Güncel Patoloji Dergisi 2017 , Vol 1 , Num 3
BRONKOJENİK KİST İLE BİRLİKTELİK GÖSTEREN İNTRAPULMONER SEKESTRASYON
İ. Ebru Çakır1, Hasan Ersöz2, Funda Demirağ3, Deniz Altındağ1, Bünyamin Sertoğullarından4
1İzmir Katip Çelebi Üniversitesi, Atatürk Eğitim Ve Araştırma Hastanesi, Patoloji Anabilim Dalı
2İzmir Katip Çelebi Üniversitesi, Atatürk Eğitim Ve Araştırma Hastanesi, Göğüs Cerrahisi Anabilim Dalı
3Sağlık Bilimleri Üniversitesi Ankara Atatürk Göğüs Hastalıkları Ve Göğüs Cerrahisi Suam Patoloji Anabilim Dalı
4İzmir Katip Çelebi Üniversitesi, Atatürk Eğitim Ve Araştırma Hastanesi, Göğüs Hastalıkları Anabilim Dalı

Özet

GİRİŞ: Bronkojenik kistler, bronkopulmoner ağacın anormal tomurcuklanmasıyla oluşan, sıklıkla mediastinal yerleşimli, gelişimsel anomalilerdir.

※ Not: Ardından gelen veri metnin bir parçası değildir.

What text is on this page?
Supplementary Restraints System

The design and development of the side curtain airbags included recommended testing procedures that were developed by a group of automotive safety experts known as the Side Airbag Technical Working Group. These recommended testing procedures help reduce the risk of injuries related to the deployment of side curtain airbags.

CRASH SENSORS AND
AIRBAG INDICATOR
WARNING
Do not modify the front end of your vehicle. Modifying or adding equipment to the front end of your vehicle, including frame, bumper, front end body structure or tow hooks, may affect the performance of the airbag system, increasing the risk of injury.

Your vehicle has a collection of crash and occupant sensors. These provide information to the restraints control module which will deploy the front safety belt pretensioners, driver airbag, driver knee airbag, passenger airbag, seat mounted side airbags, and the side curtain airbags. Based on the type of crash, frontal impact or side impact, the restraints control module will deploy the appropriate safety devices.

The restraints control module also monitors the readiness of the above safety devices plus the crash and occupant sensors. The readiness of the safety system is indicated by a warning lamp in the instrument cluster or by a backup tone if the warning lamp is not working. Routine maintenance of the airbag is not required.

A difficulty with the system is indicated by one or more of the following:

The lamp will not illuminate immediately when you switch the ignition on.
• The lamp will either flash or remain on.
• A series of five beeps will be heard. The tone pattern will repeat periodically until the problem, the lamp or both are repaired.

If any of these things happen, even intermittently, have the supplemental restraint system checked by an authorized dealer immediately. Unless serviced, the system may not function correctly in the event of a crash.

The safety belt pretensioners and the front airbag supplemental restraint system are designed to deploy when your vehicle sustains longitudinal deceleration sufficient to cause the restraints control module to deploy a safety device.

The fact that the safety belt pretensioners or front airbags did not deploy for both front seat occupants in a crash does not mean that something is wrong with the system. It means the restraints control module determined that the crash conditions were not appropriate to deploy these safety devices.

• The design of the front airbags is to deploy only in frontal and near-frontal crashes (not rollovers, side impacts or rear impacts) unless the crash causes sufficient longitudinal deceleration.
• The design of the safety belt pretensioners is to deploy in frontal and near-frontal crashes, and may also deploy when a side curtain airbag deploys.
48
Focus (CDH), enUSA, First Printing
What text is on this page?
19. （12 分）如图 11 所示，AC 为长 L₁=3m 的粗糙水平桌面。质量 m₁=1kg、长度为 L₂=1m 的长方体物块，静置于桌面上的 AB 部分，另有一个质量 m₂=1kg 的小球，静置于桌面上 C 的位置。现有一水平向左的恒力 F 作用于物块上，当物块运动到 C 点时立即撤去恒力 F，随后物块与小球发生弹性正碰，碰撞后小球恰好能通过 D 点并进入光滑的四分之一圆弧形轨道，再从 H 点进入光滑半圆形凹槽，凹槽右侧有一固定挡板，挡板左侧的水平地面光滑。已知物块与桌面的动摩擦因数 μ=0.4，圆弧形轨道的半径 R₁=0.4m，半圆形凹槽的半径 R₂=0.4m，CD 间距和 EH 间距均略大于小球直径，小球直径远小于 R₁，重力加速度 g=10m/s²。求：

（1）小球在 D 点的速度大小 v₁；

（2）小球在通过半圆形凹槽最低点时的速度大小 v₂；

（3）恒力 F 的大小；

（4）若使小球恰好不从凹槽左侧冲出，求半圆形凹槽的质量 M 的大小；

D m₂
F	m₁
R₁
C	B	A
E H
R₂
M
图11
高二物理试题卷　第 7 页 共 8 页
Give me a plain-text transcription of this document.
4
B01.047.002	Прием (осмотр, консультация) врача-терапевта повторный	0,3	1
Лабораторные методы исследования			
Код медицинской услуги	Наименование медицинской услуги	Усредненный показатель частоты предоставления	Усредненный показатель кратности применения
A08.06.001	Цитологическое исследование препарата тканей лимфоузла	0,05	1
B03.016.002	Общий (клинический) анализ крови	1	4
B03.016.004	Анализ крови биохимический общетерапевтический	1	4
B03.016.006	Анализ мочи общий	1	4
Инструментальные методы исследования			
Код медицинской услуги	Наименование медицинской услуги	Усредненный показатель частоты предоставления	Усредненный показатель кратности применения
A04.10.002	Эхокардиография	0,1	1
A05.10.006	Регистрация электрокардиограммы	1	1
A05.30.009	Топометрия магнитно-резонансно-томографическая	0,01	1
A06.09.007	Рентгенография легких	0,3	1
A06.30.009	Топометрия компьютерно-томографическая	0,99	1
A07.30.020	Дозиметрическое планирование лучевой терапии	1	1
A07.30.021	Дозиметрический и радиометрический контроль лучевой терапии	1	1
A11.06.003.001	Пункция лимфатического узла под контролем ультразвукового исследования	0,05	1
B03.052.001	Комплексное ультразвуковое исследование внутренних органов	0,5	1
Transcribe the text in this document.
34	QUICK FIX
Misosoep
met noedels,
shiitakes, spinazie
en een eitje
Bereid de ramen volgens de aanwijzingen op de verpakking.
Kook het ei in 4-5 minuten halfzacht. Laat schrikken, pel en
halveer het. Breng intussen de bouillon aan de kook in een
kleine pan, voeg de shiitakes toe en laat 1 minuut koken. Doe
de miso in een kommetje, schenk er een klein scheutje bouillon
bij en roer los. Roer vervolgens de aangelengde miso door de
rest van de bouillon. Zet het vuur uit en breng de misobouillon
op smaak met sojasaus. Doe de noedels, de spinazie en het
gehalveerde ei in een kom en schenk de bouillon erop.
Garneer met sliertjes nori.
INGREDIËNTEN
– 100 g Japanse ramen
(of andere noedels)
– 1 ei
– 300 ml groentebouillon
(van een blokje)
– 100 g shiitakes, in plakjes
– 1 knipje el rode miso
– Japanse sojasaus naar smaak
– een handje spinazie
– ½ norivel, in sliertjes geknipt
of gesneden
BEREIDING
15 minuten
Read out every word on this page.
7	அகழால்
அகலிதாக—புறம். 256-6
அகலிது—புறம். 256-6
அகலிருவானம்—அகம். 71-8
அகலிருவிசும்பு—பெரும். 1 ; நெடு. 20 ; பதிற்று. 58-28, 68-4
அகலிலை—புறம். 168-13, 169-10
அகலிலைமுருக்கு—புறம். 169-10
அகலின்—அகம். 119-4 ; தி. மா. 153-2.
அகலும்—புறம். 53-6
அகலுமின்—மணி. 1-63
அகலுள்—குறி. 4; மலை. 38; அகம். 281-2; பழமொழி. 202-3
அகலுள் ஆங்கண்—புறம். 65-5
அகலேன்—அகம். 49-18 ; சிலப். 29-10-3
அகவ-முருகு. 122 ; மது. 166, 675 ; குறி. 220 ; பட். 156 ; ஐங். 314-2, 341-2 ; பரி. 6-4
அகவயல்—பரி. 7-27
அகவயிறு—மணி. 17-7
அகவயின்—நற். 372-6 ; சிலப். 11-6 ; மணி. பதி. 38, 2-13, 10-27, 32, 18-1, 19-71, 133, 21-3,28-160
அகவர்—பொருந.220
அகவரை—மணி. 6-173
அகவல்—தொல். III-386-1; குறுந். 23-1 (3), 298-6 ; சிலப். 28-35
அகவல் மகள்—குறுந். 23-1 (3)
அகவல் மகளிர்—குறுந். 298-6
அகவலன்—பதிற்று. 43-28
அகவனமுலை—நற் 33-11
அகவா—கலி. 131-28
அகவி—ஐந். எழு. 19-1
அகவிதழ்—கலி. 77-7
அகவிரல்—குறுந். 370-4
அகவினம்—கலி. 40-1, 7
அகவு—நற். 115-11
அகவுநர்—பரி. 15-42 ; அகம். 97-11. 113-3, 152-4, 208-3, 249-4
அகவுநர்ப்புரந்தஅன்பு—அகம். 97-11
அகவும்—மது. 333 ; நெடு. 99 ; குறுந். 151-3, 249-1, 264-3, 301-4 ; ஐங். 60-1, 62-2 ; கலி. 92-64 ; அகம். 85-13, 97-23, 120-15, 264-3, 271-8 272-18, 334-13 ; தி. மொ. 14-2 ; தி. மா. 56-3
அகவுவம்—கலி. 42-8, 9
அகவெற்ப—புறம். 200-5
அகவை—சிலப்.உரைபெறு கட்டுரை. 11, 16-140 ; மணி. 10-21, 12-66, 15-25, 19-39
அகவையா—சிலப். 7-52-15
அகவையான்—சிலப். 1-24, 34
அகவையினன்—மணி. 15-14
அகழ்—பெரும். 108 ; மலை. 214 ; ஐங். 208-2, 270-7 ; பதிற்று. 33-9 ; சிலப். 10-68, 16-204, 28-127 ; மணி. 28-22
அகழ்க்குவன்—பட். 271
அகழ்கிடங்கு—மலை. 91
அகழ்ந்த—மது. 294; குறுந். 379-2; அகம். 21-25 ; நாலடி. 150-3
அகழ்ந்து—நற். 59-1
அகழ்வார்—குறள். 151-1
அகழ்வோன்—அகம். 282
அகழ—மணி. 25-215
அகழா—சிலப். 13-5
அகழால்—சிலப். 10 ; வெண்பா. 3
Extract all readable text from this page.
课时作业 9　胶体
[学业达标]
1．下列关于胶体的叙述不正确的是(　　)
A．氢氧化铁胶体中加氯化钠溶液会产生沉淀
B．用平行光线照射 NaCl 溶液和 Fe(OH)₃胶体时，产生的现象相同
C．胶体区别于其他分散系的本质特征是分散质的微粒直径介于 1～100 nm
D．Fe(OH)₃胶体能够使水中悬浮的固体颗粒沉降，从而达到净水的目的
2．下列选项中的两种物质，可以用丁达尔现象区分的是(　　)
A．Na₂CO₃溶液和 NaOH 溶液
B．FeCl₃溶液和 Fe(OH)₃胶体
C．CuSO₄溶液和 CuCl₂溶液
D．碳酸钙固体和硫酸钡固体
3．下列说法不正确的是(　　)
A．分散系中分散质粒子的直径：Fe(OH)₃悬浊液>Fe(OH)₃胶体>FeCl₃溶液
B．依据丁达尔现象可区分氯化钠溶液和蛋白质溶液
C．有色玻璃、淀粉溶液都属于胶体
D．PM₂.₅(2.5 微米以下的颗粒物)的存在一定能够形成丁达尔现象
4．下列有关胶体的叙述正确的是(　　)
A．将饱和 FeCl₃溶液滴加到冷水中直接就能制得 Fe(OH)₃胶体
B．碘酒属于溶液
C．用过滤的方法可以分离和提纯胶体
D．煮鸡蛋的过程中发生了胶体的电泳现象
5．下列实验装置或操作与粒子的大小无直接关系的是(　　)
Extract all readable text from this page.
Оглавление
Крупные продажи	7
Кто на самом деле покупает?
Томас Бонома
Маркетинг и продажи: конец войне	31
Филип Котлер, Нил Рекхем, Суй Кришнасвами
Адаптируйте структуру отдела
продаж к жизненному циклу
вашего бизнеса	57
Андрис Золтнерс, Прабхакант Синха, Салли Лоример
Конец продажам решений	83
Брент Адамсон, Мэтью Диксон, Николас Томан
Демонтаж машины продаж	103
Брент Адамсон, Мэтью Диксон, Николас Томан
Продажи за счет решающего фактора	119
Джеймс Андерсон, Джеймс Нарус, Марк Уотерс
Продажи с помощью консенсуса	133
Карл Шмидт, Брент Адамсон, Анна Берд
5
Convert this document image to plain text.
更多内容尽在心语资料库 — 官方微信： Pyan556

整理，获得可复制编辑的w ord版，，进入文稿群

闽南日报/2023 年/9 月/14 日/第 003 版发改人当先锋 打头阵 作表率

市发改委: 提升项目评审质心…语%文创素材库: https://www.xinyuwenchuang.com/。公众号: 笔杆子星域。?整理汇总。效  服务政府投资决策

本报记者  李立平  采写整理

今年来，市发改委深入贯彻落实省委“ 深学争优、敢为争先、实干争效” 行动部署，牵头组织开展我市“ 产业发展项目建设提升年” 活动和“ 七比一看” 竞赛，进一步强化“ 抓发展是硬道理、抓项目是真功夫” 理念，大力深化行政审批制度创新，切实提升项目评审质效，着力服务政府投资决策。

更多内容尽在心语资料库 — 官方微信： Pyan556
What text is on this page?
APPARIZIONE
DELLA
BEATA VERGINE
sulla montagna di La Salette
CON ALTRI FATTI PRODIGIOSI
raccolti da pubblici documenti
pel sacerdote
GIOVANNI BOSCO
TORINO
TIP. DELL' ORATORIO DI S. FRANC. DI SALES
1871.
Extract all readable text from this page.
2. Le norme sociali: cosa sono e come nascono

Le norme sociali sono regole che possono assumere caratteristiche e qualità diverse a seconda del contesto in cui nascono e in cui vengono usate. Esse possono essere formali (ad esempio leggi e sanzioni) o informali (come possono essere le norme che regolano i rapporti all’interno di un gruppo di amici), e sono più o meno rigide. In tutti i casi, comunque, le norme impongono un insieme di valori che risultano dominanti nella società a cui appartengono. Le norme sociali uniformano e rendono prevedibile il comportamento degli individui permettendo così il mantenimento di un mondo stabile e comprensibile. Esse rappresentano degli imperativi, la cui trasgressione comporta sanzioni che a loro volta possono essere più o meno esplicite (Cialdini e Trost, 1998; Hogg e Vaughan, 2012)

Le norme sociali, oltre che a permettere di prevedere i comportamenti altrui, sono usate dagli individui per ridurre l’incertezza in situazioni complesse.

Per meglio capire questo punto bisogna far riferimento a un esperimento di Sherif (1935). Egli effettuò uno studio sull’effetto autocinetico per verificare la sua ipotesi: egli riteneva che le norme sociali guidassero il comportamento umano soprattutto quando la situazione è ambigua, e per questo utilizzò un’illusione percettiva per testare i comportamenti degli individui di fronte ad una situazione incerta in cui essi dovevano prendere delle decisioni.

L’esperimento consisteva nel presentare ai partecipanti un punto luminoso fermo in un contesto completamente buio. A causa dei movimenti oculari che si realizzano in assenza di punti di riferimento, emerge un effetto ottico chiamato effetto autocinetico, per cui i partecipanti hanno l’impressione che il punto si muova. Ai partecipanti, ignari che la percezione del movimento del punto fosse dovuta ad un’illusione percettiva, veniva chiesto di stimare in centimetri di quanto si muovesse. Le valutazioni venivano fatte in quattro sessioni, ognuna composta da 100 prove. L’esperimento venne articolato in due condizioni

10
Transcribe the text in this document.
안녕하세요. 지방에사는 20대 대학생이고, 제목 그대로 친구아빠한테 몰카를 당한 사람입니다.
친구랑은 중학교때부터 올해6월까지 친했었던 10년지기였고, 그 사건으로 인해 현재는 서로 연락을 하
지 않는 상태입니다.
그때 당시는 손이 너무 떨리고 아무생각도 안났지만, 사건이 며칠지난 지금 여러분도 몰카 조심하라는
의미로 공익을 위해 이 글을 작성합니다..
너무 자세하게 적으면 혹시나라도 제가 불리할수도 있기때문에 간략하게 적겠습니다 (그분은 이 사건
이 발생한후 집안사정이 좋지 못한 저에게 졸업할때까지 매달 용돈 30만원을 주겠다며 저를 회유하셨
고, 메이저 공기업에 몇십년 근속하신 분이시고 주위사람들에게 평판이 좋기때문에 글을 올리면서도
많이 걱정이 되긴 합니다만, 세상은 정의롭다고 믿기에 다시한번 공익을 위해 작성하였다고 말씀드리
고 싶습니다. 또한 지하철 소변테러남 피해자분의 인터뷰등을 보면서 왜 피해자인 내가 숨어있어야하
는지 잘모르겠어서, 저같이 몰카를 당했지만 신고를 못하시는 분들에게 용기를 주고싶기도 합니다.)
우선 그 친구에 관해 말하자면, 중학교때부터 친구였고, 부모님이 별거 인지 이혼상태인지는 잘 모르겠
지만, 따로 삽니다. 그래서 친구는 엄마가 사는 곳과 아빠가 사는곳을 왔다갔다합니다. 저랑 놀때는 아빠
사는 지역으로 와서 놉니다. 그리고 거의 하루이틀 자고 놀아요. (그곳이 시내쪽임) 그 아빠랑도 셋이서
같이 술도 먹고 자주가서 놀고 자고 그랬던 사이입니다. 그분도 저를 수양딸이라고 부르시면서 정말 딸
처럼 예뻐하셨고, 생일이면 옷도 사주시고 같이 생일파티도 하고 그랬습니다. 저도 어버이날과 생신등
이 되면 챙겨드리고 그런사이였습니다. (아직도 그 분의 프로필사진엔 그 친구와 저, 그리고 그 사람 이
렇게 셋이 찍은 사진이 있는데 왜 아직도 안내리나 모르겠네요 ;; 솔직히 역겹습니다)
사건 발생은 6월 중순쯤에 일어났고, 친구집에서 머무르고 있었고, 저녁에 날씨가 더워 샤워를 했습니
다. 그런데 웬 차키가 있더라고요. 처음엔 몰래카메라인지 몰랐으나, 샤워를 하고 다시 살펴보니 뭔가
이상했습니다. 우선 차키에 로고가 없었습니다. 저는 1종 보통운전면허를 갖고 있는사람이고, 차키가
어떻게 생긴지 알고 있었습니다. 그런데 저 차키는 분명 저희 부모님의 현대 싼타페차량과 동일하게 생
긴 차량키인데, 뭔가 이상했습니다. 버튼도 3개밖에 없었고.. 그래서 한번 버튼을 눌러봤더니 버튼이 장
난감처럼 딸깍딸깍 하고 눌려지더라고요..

Pulmoner sekestrasyonlar, trakeobronşial sistemle normal ilişkisi olmayan, sistemik dolaşımdan arteriyel desteğini alan, ekstrapulmoner ve intrapulmoner olarak iki tipte görülebilen non-fonksiyone akciğer dokusudur. Ekstralober sekestrasyonla bronkojenik kist en sık birliktelik gösteren konjenital torasik malformasyonlar olmakla birlikte intralober sekestrasyonla bronkojenik kist birlikteliği nadirdir.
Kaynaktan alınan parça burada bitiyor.